Eis nossa nova realidade do horror. Mídias de massa e política-espetáculo, cinismo dos jornalistas e homens políticos se mesclam na crítica da subculture sofisticada de Masters of Horror – Homecoming, episódio do seriado de 2005. A representação depurada se torna o jogo de uma realidade sensual, transformando a dor em espetáculo, a angústia em retórica eleitoral. Mas, enfim, para concluir, essa representação é vencida (temporariamente apenas) pela revanche de um real sujo e pútrido, o retorno polêmico dos zumbis, dos soldados mortos, assassinados numa guerra criada pelas mídias.
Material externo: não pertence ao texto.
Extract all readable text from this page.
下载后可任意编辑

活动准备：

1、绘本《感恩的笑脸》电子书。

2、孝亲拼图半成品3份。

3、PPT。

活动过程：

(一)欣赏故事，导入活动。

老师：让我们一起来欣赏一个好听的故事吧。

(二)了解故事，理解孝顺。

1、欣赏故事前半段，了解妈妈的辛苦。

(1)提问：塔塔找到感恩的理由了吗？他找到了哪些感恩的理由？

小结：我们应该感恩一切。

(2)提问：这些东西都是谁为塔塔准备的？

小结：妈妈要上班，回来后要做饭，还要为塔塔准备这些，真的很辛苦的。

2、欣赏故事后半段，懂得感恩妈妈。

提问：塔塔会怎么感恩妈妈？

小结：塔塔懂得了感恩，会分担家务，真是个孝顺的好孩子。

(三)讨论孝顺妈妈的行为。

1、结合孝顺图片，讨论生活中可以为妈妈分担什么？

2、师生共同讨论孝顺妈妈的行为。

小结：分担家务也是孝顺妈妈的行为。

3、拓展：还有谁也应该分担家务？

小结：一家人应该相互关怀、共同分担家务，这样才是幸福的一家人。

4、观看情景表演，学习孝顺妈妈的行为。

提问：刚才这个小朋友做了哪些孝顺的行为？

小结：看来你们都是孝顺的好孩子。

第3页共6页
Uma mise en scène dura, homenagem a Tourneur e a Romero, onde o horror da guerra se reflete no rosto inchado e angustiante dos zumbis e, ainda mais, nos esforços de dissimulação repugnantes dos políticos, que passam os detratores aos lança-chamas (como em Matinee, uma sessão muito louca), reunindo assim terroristas, zumbis e oponentes.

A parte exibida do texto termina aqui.